2011, 2012, 2013 changes in water height in California

Water Data Cannot Fix Broken Behavior

In a recent New York Times editorial, Charles Fishman argues “Water is Broken. Data Can Fix It.”   He laments the dearth of water data in the United States, and suggests that increasing the collection and availability of water data will create a demand for additional information, change behavior, and ignite innovation.  Mike Kiparsky and Joshua Viers reiterate this idea in the Los Angeles Times, in the context of needing better information for California water.   

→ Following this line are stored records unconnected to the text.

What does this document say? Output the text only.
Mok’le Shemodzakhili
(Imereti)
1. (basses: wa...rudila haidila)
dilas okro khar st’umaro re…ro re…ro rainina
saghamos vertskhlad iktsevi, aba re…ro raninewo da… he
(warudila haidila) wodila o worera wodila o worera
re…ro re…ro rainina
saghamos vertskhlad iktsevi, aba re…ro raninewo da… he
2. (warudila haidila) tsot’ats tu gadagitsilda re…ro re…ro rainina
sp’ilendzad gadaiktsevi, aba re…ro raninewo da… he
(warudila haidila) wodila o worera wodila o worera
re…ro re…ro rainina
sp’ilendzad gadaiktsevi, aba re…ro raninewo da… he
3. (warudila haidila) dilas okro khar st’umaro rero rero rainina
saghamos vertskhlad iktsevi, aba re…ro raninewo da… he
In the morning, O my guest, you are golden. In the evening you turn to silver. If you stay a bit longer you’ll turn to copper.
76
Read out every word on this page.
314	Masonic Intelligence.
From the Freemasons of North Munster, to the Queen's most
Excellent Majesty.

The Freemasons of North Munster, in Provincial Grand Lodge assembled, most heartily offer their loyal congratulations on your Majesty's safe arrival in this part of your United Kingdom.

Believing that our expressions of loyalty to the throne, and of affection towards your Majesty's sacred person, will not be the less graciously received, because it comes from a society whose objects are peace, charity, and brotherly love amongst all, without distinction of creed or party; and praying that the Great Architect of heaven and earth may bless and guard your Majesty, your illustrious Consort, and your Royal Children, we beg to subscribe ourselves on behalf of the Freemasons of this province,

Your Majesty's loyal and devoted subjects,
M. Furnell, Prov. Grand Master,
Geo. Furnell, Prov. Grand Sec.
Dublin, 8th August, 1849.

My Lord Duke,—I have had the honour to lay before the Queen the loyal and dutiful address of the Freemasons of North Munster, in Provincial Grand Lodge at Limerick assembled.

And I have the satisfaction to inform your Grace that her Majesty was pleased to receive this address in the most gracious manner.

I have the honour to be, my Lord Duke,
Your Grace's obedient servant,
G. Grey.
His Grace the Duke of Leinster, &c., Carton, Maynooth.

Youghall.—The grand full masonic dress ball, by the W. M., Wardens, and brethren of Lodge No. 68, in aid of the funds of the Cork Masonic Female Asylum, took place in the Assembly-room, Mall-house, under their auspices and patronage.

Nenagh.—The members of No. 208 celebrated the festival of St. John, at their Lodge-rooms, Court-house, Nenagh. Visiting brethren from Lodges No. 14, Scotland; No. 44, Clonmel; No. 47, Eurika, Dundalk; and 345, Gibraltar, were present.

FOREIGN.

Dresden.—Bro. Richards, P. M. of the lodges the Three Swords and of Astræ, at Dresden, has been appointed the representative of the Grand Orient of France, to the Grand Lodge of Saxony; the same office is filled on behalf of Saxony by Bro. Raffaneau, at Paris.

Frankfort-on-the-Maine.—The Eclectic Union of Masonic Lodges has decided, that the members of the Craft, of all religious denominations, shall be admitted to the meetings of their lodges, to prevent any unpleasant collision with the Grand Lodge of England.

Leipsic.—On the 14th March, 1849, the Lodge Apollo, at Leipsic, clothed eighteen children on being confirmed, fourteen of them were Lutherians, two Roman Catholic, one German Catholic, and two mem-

I cannot argue against the need for more and better data, made available in formats that support decision-making at multiple levels.  I would even agree with both articles that current water data does not provide all the information we need, although there are certainly a number of extensive databases available for water quality, drinking water, aquatic biodiversity, and others (I have not recently done an extensive review of all existing water database, so I’ve definitely missed some).  But I don’t think anybody would argue that this data is complete enough over space and time to provide a reliable measure of things like “watershed health” (if anybody could agree on how that is defined), or transparent enough to effectively integrate across basins.  Water data is costly to collect, and has many complexities that make it technically difficult to manage.  This is one reason that it is hard to evaluate the environmental outcomes of many water policy programs.

However, even if I had magic powers to remove all these barriers and suddenly make water data available to the extent desired by these observers, it would not solve water problems.  Most water problems involve incentives for unsustainable behaviors, and these incentives are independent of the data.  Consider groundwater, which is a classic common-pool resource that illustrates the “Tragedy of the Commons”.  As has been well-documented(the figure comes from this paper), California and other global groundwater basins have experienced massive declines in groundwater levels especially in the face of drought.  Even if we knew the exact geology of all California groundwater basins, the recharge rates, and how many wells are pumping water at different rates, there is still a major risk for groundwater overdraft.  Every groundwater user has an incentive to continue pumping at their desired rate, and free-ride on the conservation efforts of others.  This is the fundamental collective dilemma driving groundwater overdraft, and information does not change it.   All water problems feature similar incentives for unsustainable behavior.

To solve problems like this, you need management institutions that change the incentives to encourage cooperation.  California has recently embarked on major experiment in institution building with the Sustainable Groundwater Management Act of 2014, which requires the development of groundwater sustainability agencies and groundwater sustainability plans.   In theory, these management plans will include provisions to monitor groundwater at the level of individual wells and incentives to decrease pumping rates to sustainable levels or provide funding for increasing supply.  Information and water data will certainly be a key ingredient in this effort, but it is not sufficient to change the underlying incentives.

Water is not the only environmental issue in which the distinction between information and behavioral incentives must be emphasized.  Take climate change.  We have very good data on country-level emissions, and local-level projections of climate impacts such as temperature, precipitation, and sea-level rise.  But this information has not changed the basic cooperation problem facing countries at the international level; even the recent signing of COP21 unlikely to reduce carbon emissions enough to avoid the worst impacts.  Climate change information also does not change human psychology—there are plenty of climate deniers out there despite nearly universal consensus among scientists that human activity has increased climate change.  What about responding to extreme events like hurricanes, droughts, earthquakes or other environmental disasters?  Even if I waved my magic wand to create environmental models that provide 100% forecasting accuracy, there would still be people who suffer because they do not receive the information, or do not believe it, or have incentives to engage in maladaptive behavior (e.g.; Federal flood insurance).  Information alone cannot fix these fundamental problems in human decision-making, behavior, and institutions.  This is one reason that social science is a crucial partner with the biophysical sciences in solving our most pressing environmental problems.